I’ve been living with the effects of complex trauma for a long time, but for many years I didn’t know what it was. Off and on throughout my life, I’ve struggled with what I thought was anxiety and depression. Or rather, In addition to being traumatized, I was anxious and depressed.
All mental health is a serious matter, and should never be minimized. If you are feeling anxious or depressed, it’s important and urgent to find the right support for you. No one gets a prize for “worst” depression, anxiety, trauma or any other combination of terrible things to deal with, and no one should suffer alone. With that in mind, there is a difference between what someone who has CPTSD feels and what someone with generalized anxiety or mild to moderate depression feels.
For someone dealing with complex trauma, the anxiety they feel does not come from some mysterious unknown source or obsessing about what could happen.
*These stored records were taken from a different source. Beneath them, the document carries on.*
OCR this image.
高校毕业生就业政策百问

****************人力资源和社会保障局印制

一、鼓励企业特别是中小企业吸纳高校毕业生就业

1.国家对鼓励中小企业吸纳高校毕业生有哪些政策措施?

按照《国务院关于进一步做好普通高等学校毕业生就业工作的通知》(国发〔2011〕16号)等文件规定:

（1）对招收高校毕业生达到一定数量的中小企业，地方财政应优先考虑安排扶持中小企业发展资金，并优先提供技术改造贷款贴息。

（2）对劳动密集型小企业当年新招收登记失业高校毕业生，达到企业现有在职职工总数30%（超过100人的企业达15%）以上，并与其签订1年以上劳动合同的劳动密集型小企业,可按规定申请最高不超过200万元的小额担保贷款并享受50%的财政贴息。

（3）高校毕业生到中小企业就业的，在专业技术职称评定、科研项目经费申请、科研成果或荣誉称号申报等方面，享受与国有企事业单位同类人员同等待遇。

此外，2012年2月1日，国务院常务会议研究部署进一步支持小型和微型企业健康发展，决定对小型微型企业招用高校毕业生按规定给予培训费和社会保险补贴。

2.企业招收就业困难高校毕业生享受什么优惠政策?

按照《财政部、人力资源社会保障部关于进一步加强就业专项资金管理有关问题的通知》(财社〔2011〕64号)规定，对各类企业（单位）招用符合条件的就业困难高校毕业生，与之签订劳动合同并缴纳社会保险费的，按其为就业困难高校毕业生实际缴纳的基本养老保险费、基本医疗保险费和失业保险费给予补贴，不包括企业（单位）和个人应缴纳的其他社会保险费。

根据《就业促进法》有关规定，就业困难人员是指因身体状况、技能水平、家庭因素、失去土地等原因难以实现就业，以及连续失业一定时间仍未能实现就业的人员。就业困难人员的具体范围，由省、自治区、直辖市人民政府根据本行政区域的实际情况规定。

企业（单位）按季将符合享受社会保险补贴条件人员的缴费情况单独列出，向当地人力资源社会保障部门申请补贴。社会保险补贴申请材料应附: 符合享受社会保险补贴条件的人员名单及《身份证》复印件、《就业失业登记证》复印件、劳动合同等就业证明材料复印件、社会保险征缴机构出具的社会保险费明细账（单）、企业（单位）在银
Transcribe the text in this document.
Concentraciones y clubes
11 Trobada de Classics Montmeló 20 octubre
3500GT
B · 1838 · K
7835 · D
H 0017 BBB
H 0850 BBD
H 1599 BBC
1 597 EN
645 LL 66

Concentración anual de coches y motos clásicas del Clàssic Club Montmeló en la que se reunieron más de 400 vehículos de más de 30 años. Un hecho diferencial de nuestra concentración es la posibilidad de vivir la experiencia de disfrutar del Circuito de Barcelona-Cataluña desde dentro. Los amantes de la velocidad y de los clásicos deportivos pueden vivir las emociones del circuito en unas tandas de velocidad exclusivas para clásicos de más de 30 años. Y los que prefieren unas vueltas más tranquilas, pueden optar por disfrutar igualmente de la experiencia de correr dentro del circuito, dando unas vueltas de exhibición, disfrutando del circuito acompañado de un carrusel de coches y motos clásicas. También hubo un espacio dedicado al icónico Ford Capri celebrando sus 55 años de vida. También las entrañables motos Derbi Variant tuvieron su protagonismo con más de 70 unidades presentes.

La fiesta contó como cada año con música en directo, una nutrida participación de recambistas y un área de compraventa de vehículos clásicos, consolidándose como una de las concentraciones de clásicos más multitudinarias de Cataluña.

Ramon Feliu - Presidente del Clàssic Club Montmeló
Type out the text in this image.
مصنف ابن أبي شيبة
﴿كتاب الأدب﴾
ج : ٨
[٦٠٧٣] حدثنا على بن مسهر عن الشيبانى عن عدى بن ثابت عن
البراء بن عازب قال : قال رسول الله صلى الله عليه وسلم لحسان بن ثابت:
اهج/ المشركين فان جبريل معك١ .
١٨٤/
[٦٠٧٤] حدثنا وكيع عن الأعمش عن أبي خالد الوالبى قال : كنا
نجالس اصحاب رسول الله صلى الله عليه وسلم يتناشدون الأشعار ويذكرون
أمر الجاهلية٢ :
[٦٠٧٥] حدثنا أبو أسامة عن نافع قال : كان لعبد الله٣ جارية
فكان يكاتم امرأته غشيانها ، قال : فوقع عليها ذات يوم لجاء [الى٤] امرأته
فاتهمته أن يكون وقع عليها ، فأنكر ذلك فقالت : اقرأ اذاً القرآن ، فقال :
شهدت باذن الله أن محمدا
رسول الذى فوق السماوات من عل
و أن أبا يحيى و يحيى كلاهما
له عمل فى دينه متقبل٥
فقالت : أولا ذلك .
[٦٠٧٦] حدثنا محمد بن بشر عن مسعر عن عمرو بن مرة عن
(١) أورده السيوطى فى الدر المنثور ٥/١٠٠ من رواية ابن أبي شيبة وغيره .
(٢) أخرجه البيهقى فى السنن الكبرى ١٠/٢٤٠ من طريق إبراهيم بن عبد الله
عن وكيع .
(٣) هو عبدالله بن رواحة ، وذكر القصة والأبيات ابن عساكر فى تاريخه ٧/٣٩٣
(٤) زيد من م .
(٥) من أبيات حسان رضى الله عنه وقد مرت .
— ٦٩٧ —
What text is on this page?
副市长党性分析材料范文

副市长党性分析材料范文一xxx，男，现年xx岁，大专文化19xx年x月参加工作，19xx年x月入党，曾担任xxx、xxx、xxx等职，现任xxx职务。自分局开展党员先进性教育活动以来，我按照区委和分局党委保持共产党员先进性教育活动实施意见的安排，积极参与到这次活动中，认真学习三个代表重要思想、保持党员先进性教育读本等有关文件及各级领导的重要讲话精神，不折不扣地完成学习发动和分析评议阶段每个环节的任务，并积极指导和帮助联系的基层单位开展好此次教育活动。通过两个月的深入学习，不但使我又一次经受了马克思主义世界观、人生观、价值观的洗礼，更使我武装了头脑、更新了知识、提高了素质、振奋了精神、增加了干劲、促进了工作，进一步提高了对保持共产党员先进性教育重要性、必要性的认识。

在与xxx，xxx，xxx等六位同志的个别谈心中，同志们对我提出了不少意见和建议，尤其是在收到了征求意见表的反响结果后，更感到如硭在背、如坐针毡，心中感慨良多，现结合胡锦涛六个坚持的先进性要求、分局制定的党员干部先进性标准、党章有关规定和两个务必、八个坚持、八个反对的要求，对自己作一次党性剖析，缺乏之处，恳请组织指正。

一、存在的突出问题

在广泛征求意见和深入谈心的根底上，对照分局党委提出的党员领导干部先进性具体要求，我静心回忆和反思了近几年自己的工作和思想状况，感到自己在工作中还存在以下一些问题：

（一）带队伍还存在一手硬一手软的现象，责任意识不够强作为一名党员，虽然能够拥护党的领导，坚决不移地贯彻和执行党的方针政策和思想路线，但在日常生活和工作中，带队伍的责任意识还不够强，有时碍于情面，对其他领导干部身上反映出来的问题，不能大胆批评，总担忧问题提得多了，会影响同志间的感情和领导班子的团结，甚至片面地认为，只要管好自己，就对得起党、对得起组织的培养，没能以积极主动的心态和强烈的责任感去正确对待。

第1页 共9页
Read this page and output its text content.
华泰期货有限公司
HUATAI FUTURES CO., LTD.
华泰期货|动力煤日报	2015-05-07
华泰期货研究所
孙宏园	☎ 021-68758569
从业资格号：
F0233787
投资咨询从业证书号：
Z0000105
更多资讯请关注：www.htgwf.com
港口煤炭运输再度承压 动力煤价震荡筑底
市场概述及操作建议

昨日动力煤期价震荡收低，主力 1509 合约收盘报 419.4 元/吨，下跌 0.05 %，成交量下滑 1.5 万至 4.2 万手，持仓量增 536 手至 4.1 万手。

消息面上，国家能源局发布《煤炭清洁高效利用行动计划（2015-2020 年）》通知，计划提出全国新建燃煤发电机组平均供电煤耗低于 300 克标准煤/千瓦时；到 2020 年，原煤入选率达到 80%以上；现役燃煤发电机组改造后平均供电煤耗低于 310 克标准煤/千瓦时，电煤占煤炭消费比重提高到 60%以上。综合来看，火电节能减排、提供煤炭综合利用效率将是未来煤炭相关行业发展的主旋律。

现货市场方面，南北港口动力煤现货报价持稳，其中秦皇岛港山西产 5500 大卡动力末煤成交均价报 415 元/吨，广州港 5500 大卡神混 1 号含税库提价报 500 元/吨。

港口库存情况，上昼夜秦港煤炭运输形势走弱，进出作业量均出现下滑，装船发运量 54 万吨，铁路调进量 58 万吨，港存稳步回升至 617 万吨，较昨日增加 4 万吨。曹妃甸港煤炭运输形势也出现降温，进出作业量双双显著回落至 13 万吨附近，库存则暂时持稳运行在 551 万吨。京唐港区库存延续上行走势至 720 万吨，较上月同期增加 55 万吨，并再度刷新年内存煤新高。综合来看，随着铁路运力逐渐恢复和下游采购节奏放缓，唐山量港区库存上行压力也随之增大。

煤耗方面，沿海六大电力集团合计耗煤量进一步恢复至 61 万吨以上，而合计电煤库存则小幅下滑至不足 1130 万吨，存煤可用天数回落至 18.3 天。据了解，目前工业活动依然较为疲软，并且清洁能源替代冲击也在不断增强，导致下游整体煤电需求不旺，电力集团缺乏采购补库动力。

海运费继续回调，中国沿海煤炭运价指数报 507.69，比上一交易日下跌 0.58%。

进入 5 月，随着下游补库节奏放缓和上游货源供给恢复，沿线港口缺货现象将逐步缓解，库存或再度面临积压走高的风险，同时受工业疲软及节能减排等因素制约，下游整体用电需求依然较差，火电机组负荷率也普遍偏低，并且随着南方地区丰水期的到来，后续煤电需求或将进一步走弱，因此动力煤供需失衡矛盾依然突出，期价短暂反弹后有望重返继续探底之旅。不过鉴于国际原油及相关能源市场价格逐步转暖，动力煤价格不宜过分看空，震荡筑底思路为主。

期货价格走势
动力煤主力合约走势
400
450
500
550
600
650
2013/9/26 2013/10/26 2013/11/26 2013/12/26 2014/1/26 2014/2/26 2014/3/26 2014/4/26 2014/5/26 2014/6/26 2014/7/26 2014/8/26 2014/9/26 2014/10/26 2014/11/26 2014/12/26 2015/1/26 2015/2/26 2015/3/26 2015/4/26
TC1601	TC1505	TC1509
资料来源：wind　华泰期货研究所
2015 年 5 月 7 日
For many, the anxiety they feel is not rational. General anxiety can often be calmed with grounding techniques and reminders of what is real and true. Mindfulness techniques can help. Even when they feel disconnected, anxious people can often acknowledge that they are loved and supported by others.
For those who have experienced trauma, anxiety comes from an automatic physiological response to what has actually, already happened. The brain and body have already lived through “worst case scenario” situations, know what it feels like, and are hell-bent on never going back there again. The fight/flight/ freeze response goes into overdrive. It’s like living with a fire alarm that goes off at random intervals twenty four hours a day. It is extremely difficult for the rational brain to be convinced “that won’t happen,” because it already knows that it has happened, and it was horrific.
Those living with generalized anxiety often live in fear of the future. Those with complex trauma fear the future because of the past.
The remedy for both anxiety and trauma is to pull one’s awareness back into the present. For a traumatized person who has experienced abuse, there are a variety of factors that make this difficult. First and foremost, a traumatized person must be living in a situation which is 100% safe before they can even begin to process the tsunami of anger, grief, and despair that has been locked inside of them, causing their hypervigilance and other anxious symptoms. That means that no one who abused them or enabled abuse in the past must be allowed to take up space in their life. It also means eliminating any other people who mirror the same abusive or enabling patterns. Unfortunately for many, creating a 100% abuser-free environment is not possible, even for those who set up good boundaries and are wary of the signs. That means that being present in the moment for a complex trauma survivor is not fail-proof, especially in a stressful event. They can be triggered into an emotional flashback by anything in their present environment.
It is possible (and likely) that someone suffering from the effects of complex trauma is also feeling anxious and depressed, but there is a difference to the root cause. Many effective strategies that treat anxiety and depression don’t work for trauma survivors. Meditation and mindfulness techniques that make one more aware of their environment sometimes can produce an opposite effect on a trauma survivor. Trauma survivors often don’t need more awareness. They need to feel safe and secure in spite of what their awareness is telling them.
At the first sign of anxiety or depression, traumatized people will spiral into toxic shame. Depending on the wounding messages they received from their abusers, they will not only feel the effects of anxiety and depression, but also a deep shame for being “defective” or “lame,” or “not good enough.” Many survivors were emotionally and/or physically abandoned, and have a deep rooted knowledge of the fact that they were insufficiently loved. They live with a constant reminder that their brains and bodies were deprived of a basic human right. Even present-day situations where they are receiving love from a safe person can trigger the awareness and subsequent grief of knowing how unloved they were by comparison.
Anxiety and depression are considered commonplace, but I suspect that many of those who consider themselves anxious or depressed are actually experiencing the fallout of trauma. Most therapists are not well trained to handle trauma, especially the complex kind that stems from prolonged exposure to abuse. Unless they are specially certified, they might have had a few hours in graduate school on Cluster B personality disorders, and even fewer hours on helping their survivors. Many survivors of complex trauma are often misdiagnosed as having Borderline Personality Disorder or Bipolar Disorder. Anyone who has sought treatment for generalized anxiety or depression owes themselves a deeper look at whether trauma plays a role.